An optical receiver detects an optical signal and generates an electrical output signal therefrom having a predetermined amplitude.
The optical signal has a fixed wavelength that is generated by an optical source, such as a laser or light emitting diode (LED). Information is transmitted on the optical signal by modulating the intensity of the optical signal in a detectable way. To transmit large amounts of information per unit time, the optical signal is modulated at a high rate. The higher the modulation rate, the greater the modulation bandwidth of the transmitted optical signal. In designing an optical transmission system, the system components, e.g., regenerators and receivers, must be capable of providing an electrical output signal having a predetermined amplitude over the modulation bandwidth. In addition, an optical receiver in telecommunications applications must provide the electrical output signal with low noise and distortion for a wide range of incoming optical power levels. This additional requirement is reflected in two circuit parameters of optical receivers: dynamic range and sensitivity. Dynamic range is the range of optical signals, i.e., the difference between the maximum optical power level before overloading and the minimum optical power, over which an optical receiver can provide the desired electrical output signal with an acceptable error rate. Sensitivity, on the other hand, is a function of signal to noise ratio and only indicates the above-defined minimum optical power level.

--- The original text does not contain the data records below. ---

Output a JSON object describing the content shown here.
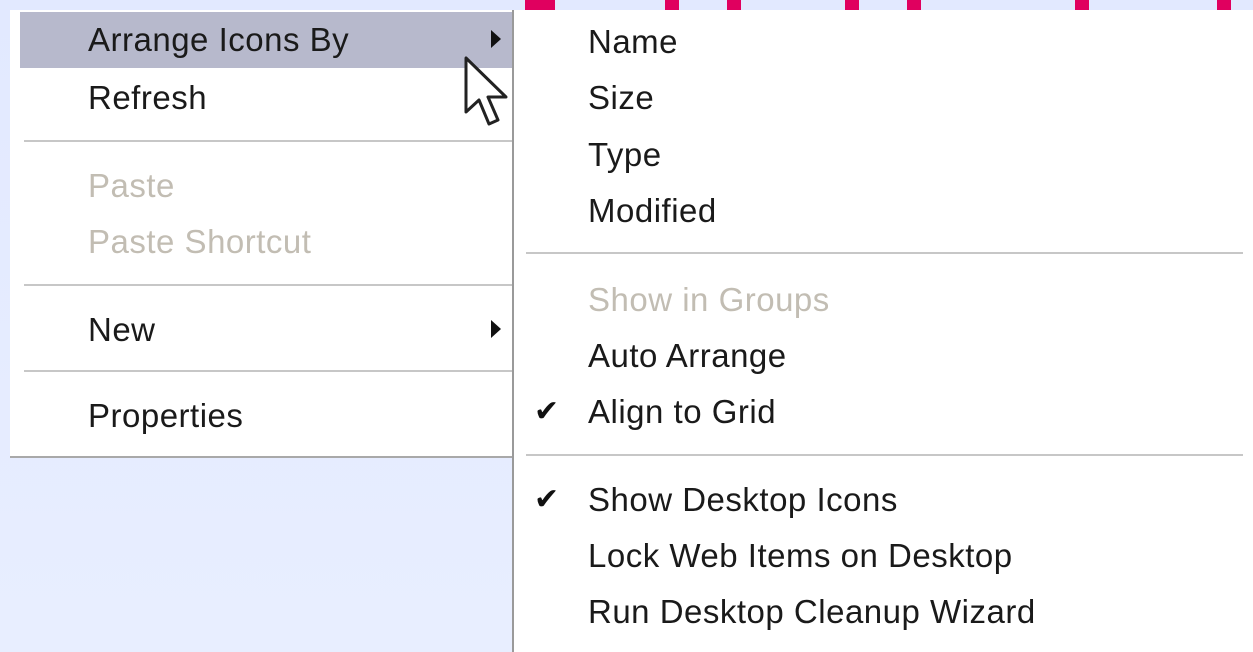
{
  "main_menu": {
    "items": [
      {
        "label": "Arrange Icons By",
        "has_submenu": true,
        "highlighted": true
      },
      {
        "label": "Refresh"
      },
      {
        "label": "Paste",
        "disabled": true
      },
      {
        "label": "Paste Shortcut",
        "disabled": true
      },
      {
        "label": "New",
        "has_submenu": true
      },
      {
        "label": "Properties"
      }
    ]
  },
  "submenu": {
    "items": [
      {
        "label": "Name"
      },
      {
        "label": "Size"
      },
      {
        "label": "Type"
      },
      {
        "label": "Modified"
      },
      {
        "label": "Show in Groups",
        "disabled": true
      },
      {
        "label": "Auto Arrange"
      },
      {
        "label": "Align to Grid",
        "checked": true
      },
      {
        "label": "Show Desktop Icons",
        "checked": true
      },
      {
        "label": "Lock Web Items on Desktop"
      },
      {
        "label": "Run Desktop Cleanup Wizard"
      }
    ],
    "check_glyph": "✔"
  },
  "colors": {
    "highlight": "#b7b9cc",
    "disabled_text": "#c2bdb3",
    "desktop_bg": "#e6ecff",
    "selection_marks": "#e0005f"
  }
}
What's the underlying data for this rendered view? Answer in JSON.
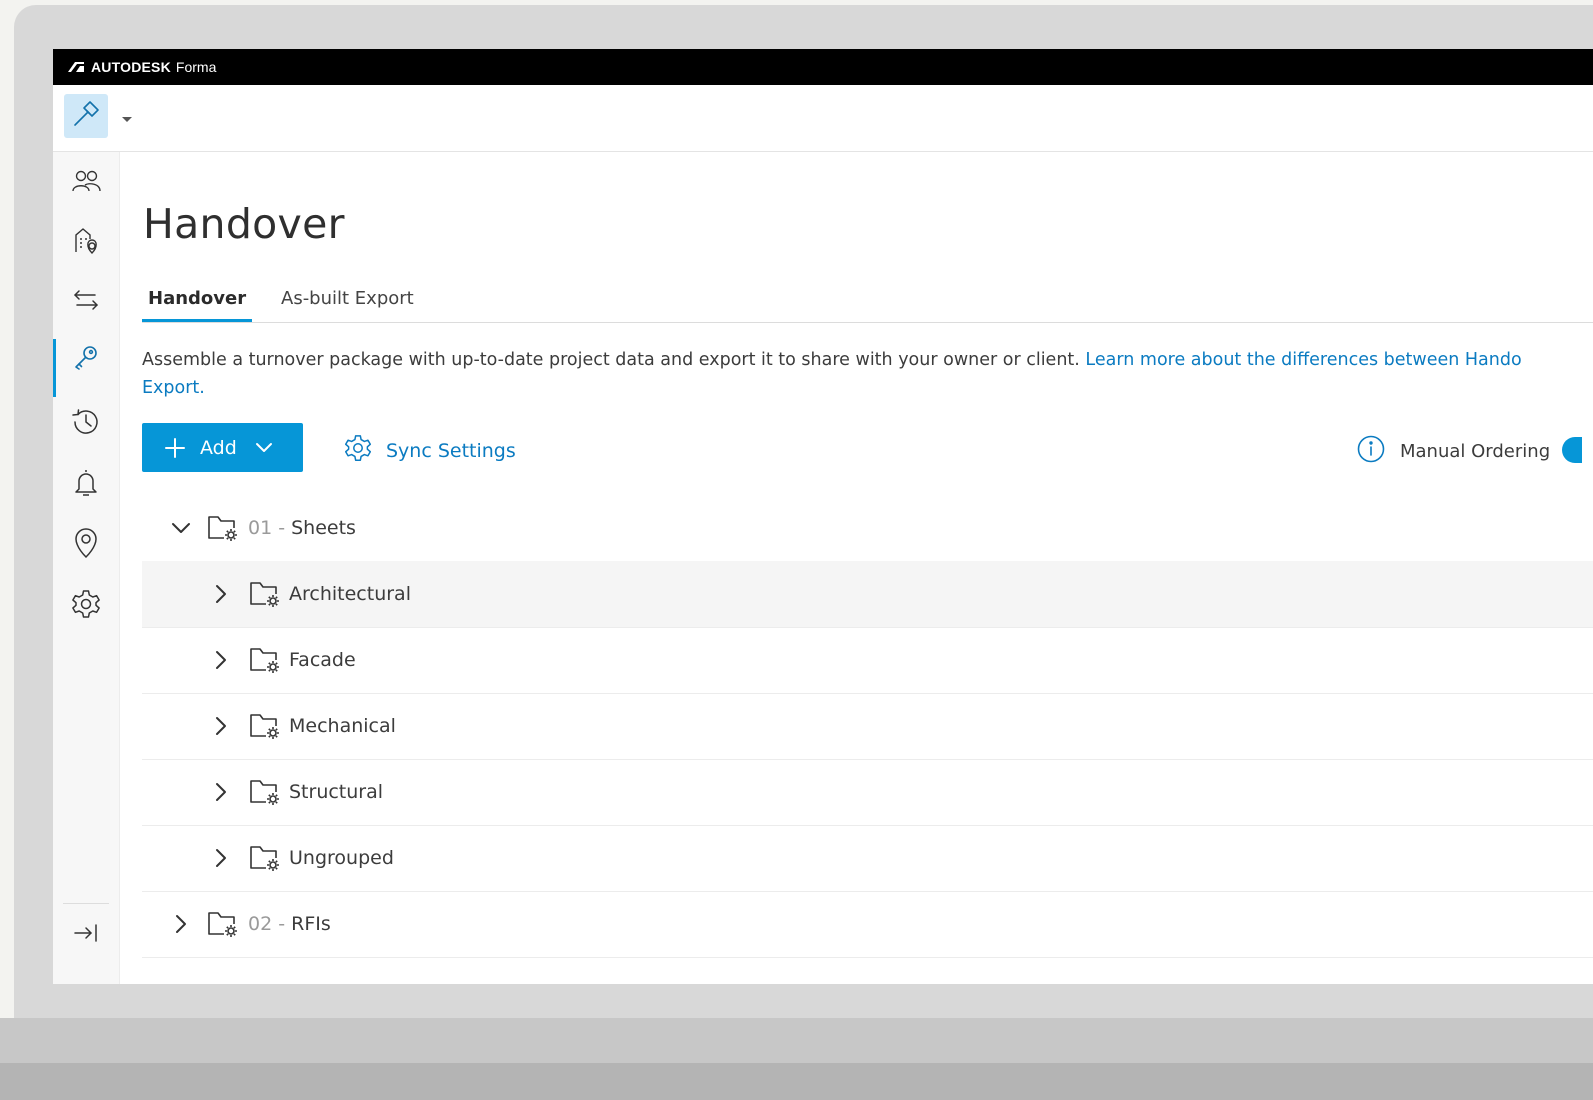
{
  "topbar": {
    "brand": "AUTODESK",
    "product": "Forma"
  },
  "nav": {
    "items": [
      {
        "name": "members-icon"
      },
      {
        "name": "project-location-icon"
      },
      {
        "name": "transfer-icon"
      },
      {
        "name": "handover-key-icon",
        "active": true
      },
      {
        "name": "history-icon"
      },
      {
        "name": "notifications-bell-icon"
      },
      {
        "name": "location-pin-icon"
      },
      {
        "name": "settings-gear-icon"
      }
    ],
    "collapse_icon": "collapse-sidebar-icon"
  },
  "page": {
    "title": "Handover",
    "tabs": [
      {
        "label": "Handover",
        "active": true
      },
      {
        "label": "As-built Export",
        "active": false
      }
    ],
    "description": "Assemble a turnover package with up-to-date project data and export it to share with your owner or client.",
    "description_link_line1": "Learn more about the differences between Hando",
    "description_link_line2": "Export."
  },
  "toolbar": {
    "add_label": "Add",
    "sync_label": "Sync Settings",
    "ordering_label": "Manual Ordering"
  },
  "tree": {
    "sheets": {
      "num": "01",
      "sep": " - ",
      "name": "Sheets",
      "expanded": true
    },
    "children": [
      "Architectural",
      "Facade",
      "Mechanical",
      "Structural",
      "Ungrouped"
    ],
    "rfis": {
      "num": "02",
      "sep": " - ",
      "name": "RFIs",
      "expanded": false
    }
  },
  "colors": {
    "accent": "#0696d7",
    "link": "#0b7bc1",
    "tile": "#cfe8f8"
  }
}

The prior art approach to designing an optical receiver is to serially connect an optical detector to the input of a low-noise, fixed gain amplifier. An automatic gain circuit (AGC) is then coupled to the output of the low-noise amplifier to maintain the receiver output at the desired amplitude. While this approach works satisfactorily, the resulting optical receiver often has insufficient dynamic range. In telecommunications applications, for example, the range of optical power levels causes overloading of the AGC circuit resulting in a distorted receiver output signal. In optical telecommunications systems wherein the wavelength of the optical source is less than 1 micron (.mu.m), hereinafter referred to as "short" wavelength systems, the problem of overloading has been solved through the use of an AGC loop to control the gain of the optical detector. (See, for example, a publication by T. L. Maione et al entitled "Atlanta Fiber System Experiment: Practical 45-Mbs Regenerator for Lightwave Transmission," Bell System Technical Journal, Vol. 57, No. 6, July-August 1978, pages 1837-1856). This technique, however, cannot be applied to systems wherein the wavelength of the optical source is greater than 1 micron, hereinafter referred to as "long" wavelength systems, since the applicable detectors have unity gain. The problem of insufficient dynamic range in receivers for "long" wavelength systems is, therefore, as yet unresolved. Moreover, the solution to this problem is of significant import since "long" wavelength systems exhibit lower signal losses per unit distance than comparable "short" wavelength optical transmission systems.